I have one extraordinarily heavy anchor and one ferociously intimidating monster that accompany me wherever I go. They are most present when I contemplate writing something beyond the musings I record in my journals. The anchor is my tendency to procrastinate. The monster is my inner critic. Together they make writing a drudgery. The anchor weighs me down, it reminds me that I never get anything done. I’m dragging past projects around like Jacob Marley’s ghost dragging around coffers of evil deeds. I think about writing something fresh, and I’m reminded of a project I didn’t finish in seventh grade, or my yoga blog where I’ve gotten stuck on my exploration of the second of eight limbs of yoga. I think of knitting projects, sewing projects, and the dust bunnies that have collected along the baseboards. I think of laundry needing to be folded and letters that need to be written. I have put off so much; I couldn’t possibly have the time to navigate back to that place of creative, exuberant wonder. That wide open place where I could sit, open up a notebook and really be excited to write. Too much to catch up on, too much to do. Too much.
And the inner critic? This monster is the worst: heavier than the anchor, and infinitely more frightening. It tells me that nothing I do is good enough.
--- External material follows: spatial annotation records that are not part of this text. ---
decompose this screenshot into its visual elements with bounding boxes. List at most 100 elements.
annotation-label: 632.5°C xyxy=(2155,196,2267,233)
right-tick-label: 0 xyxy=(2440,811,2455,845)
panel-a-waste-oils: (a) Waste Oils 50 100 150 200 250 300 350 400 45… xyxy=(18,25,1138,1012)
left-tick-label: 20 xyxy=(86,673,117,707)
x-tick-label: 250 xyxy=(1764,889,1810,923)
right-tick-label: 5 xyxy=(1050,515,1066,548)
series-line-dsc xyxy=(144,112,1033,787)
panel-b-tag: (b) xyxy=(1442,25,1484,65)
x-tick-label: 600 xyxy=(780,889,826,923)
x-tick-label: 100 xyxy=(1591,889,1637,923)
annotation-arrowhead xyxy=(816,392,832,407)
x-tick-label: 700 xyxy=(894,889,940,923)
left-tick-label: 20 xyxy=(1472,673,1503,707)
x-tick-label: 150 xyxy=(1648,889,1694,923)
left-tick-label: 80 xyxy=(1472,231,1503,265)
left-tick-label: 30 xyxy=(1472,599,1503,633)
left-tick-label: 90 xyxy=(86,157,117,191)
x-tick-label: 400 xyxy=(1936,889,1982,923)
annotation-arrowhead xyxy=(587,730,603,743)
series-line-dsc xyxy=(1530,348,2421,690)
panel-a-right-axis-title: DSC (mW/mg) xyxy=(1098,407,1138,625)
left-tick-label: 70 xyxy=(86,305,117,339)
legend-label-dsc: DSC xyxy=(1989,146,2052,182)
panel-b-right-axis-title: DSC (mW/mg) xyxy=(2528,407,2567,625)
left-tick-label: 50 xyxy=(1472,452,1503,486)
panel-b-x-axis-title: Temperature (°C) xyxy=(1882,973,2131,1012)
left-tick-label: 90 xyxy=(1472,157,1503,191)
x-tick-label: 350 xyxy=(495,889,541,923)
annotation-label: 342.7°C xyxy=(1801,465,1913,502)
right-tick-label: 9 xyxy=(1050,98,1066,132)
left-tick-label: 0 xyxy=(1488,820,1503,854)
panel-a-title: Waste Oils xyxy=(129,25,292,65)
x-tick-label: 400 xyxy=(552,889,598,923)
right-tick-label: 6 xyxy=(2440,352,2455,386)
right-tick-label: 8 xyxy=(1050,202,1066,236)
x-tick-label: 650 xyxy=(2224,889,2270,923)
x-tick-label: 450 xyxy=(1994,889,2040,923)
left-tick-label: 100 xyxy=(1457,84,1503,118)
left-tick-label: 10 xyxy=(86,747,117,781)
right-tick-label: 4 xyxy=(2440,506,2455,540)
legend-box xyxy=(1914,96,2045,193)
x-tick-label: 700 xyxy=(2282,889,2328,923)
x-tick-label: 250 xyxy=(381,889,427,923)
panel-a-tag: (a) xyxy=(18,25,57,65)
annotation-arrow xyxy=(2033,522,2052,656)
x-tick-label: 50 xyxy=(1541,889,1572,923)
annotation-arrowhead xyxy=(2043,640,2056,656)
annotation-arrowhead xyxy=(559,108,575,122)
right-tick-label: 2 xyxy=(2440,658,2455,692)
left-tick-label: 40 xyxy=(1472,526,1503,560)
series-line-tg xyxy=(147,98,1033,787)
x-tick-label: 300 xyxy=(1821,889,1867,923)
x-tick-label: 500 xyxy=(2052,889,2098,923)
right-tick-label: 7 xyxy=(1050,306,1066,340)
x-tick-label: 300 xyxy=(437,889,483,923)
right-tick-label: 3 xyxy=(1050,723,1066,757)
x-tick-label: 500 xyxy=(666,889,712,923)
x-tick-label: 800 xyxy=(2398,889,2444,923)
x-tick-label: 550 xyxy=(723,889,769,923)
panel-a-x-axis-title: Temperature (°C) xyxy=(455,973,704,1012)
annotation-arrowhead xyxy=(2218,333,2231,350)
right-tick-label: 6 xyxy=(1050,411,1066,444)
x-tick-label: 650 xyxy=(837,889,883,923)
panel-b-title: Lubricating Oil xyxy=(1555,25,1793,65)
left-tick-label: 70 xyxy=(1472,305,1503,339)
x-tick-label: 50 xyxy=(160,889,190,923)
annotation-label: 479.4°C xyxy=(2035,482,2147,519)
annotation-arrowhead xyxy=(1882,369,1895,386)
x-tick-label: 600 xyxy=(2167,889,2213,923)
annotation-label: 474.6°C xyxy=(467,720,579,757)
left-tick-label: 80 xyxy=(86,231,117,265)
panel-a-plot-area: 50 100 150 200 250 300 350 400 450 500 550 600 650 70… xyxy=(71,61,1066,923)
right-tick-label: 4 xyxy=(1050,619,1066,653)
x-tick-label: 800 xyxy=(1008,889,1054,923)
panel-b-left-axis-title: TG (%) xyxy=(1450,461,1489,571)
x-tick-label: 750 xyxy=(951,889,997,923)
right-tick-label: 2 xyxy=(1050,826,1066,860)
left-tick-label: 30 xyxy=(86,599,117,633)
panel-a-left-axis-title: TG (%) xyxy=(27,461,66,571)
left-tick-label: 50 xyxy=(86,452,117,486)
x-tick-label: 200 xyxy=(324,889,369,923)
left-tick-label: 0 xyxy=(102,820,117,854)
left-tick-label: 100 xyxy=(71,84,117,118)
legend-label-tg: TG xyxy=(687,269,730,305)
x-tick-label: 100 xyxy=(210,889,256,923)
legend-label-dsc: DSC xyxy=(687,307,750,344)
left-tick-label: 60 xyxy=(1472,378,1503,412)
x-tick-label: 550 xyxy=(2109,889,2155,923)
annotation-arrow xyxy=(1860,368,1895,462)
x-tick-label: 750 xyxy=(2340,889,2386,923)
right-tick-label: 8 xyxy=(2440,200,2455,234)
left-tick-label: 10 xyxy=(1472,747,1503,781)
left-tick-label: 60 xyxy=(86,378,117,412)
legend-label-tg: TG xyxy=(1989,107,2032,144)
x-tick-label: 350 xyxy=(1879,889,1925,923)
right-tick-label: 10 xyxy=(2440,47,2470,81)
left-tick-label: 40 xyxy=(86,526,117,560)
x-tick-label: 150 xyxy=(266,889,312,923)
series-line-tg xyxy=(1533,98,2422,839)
Nothing I say means anything. No one will care what I think. This is a pointless, fruitless, self-serving, self-centered, over-indulgent waste of time. How DARE I think I have anything meaningful to say? How naive of me to think that I might have any new and exciting ideas. It stands right by me, looks over my shoulder, and says, “Don’t bother. It doesn’t matter what you think.”
I suppose this blog is a step in the direction back home to the haunted house, the mermaids, fairies, unicorns and leprechauns. I sense they’re waiting somewhere for me, still alive and well after all these years. Each word I type here, I might be scratching a few molecules off of that anchor, finding a little more lightness, a little more presence, a little more YES and NOW. Each sentence puts a little more distance between me and the critic that tells me I shouldn’t even try. Maybe one day I’ll will have written so many sentences that the critic will be millions of miles away. And I won’t be able to hear that monster, however loudly he screams at me to stop this exercise in futility.
Maybe, just maybe, after 365 days of this, I might be able to feel playful when I sit down to write. Writing might one day be fun again. Curious to see what will happen when that day comes.